It may be instructive
to reflect on why many practicing planners (and other urbanists) have been
captivated by the myth of sustainable cities. Much like Plato’s allegory of the
cave, where a group of chained prisoners mistook shadows on the wall in front
of them for the reality that lay behind, something has prevented planners from
turning around to see the reality. Perhaps the enticing shadows of the continued
and often comforting cycle of production-consumption have mesmerized us.
Perhaps the real world difficulties of confronting the power political
structure involved in the “In Growth We Trust” paradigm have played an
avoidance role. Perhaps it is something we desperately want to believe in and so
we do. In any case, a quick scan of internet sites that delve into the topic of
“Sustainable Cities” should be sufficient to demonstrate the myth’s
pervasiveness in urban planning circles, even in numerous academic departments
that perhaps should have conducted a more intellectually rigorous analysis
before jumping on that bandwagon.
In a way, I have
saved for last the most important and practical rationale for abandoning the untenable
sustainable cities concept. A critical incentive to never use the word
sustainable, or any of its variants, with reference to cities, is political
ideology. Many political conservatives hold dear to their hearts sentiments that
Pirages and Ehrlich (1974, 43) defined as the Dominant Social Paradigm (DSP),
or what many today identify with conservative (free market) environmentalism.
At the risk of oversimplification, I’ll define the DSP as a system in which
human domination over nature is regarded as the natural order; resources are believed
to be enormous and will provide unlimited opportunities for humans;
technological progress makes all, or almost all, problems ultimately solvable;
and traditional economic growth is both morally good and sustainable (Rees
1997, 303). On the other side of the ideological divide is what social
ecologists have identified is the New Ecological Paradigm (NEP), which can be
summarized briefly as the continuance of human civilization depends on the
survival of natural systems (Catton and Dunlap 1978, 1980).
Since cities
have a mix of voters aligned with both political ideologies as well as a great
many people located somewhere between those polar positions, and also since a
significant proportion of planners take issue with the DSP and conservative
environmentalism, it behooves practicing planners to remove what threatens to
become an enormous bone of contention from the public arena. We can do that by
forgetting we ever heard the term “sustainable cities” and by focusing on
environmental values people of all political persuasions share and support. Those
shared values include saving money by cutting energy and infrastructure costs
via techniques like low impact development, breathing fresh outdoor air,
swimming in clean water, catching fish that are not laced with chemical poisons,
bringing back wildlife diversity, restoring wetlands and riparian systems to
more natural states, or improving urban parks by planting only indigenous
species and systematically removing invasive and exotic flora and fauna.

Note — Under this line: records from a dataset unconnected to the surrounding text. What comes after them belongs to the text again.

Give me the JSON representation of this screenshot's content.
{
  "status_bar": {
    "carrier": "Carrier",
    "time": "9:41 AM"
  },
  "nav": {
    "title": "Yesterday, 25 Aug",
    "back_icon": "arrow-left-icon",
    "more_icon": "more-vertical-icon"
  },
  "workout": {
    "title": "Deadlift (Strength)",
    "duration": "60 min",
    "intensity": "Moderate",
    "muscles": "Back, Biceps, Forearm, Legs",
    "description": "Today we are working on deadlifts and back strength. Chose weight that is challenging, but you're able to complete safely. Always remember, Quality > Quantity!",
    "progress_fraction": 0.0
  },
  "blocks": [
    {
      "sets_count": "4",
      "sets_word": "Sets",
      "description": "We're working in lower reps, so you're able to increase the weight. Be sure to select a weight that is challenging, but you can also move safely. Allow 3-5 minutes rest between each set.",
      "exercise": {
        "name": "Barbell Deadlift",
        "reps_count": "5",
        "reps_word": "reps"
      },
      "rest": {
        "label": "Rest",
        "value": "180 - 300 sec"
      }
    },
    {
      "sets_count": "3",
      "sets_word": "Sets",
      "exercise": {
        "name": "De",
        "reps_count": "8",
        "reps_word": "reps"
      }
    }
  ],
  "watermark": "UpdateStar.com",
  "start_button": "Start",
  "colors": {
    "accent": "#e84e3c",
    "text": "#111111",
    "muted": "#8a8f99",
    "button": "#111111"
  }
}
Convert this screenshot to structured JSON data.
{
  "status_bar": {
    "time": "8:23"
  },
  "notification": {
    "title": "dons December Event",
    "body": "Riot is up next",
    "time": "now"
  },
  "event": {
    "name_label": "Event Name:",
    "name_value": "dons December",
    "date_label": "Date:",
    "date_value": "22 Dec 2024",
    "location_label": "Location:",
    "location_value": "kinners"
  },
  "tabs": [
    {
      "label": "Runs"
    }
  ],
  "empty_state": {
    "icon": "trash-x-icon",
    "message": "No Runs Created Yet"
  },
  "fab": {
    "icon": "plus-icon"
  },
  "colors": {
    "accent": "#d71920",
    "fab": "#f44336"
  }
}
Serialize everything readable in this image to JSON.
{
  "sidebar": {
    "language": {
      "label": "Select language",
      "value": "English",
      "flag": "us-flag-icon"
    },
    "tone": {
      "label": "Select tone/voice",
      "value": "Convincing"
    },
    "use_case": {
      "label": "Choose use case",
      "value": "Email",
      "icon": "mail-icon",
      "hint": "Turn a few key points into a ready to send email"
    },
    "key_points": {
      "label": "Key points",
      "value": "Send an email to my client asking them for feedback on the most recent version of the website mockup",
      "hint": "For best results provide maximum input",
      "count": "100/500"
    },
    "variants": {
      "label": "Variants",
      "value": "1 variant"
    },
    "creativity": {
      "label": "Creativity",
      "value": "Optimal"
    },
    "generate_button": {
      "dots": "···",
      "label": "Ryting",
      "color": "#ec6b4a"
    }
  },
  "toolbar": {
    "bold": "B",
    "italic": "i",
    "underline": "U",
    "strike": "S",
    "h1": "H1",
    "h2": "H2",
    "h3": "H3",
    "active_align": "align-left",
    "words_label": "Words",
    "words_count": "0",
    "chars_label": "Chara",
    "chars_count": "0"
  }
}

Even
the most ideologically committed citizens are unlikely to advocate wasting
taxpayer dollars on unnecessary energy or infrastructure projects, or to reject
efforts that would result in more native trees and shrubs and thus more birds,
bunnies, and butterflies in our parks and backyards. After all is said and
done, it would be difficult to find people who would be vociferous opponents of
improving everyone’s quality of life by building better and more environmentally
responsible cities.
But using the
word sustainable to describe what we plan to do can cause political
temperatures to rise and tempers to flare until we run the risk of having
citizens no longer talking to each other but yelling across a growing divide
(Hoffman 2011a, 2011b). As practicing planners we should be aware that not all
environmental regulations are workable just like not all free market
environmental solutions are unworkable.
It should be
noted that tolerance for competing or conflicting viewpoints has its own set of
difficulties, especially when closely held value systems are in conflict
(Phillips 2003, 5). A number of researchers believe that little progress can be
made on critical social issues without rational public conflict (Cobb 2000, 2). Advocacy and community-based planners who acknowledge their actions are not
value-neutral surely have played powerful roles in advancing social positions
in planning, as was illustrated by Davidoff (1965). But, the difficulty with
advocacy, as Cobb (2000, 25) noted, is as soon as people begin spouting “scientific
facts” in support of a specific ideological position, those facts themselves become
politically tainted and can easily be rejected individuals and groups who
oppose that position.
It is my contention
that political differences can be moderated without significant disagreement when
planners decline to support either side of what could become an environmental
argument and instead emphasize shared values. Keeping our dialogue as free from
ideological conflict as is possible while discussing shared environmental
values—such as turning to low impact development and green infrastructure to
reduce the cost of stormwater drainage—avoids the ideological divide and is
surely a step in the direction of responsible environmental action. Another of
those first steps in that direction should be to throw the term “sustainable
cities” into the trash bin in the move toward a more pragmatic yet better and
brighter urban future.
I want to
conclude this discussion by referring to a highly significant issue concerning
cities and environment that was highlighted by Rees (1997) that practicing
planners should never overlook or devalue. Planning efforts to green our cities
can only go so far since ecological footprint is largely determined by
individual consumption rather than by urban form and pattern, the built
environment, or institutional function. Consequently, if practicing planners
want to be at the forefront of building more environmentally responsible
cities, they must be directly involved in community outreach efforts that focus
on educating the general public with respect to putting shared environmental
values into action and to the significance of those actions regarding the
future of cities and their inhabitants.
As Arie De Geus,
the well-known organizational learning specialist (1988, 70) who also served
as Dutch Royal Shell’s corporate Coordinator of Group Planning, perceptively
noted, “. . . planning means changing minds not making plans.” Therefore, both practicing
and academic planners must be creative about how to begin changing minds,
including our own, as we plan more environmentally responsible cities.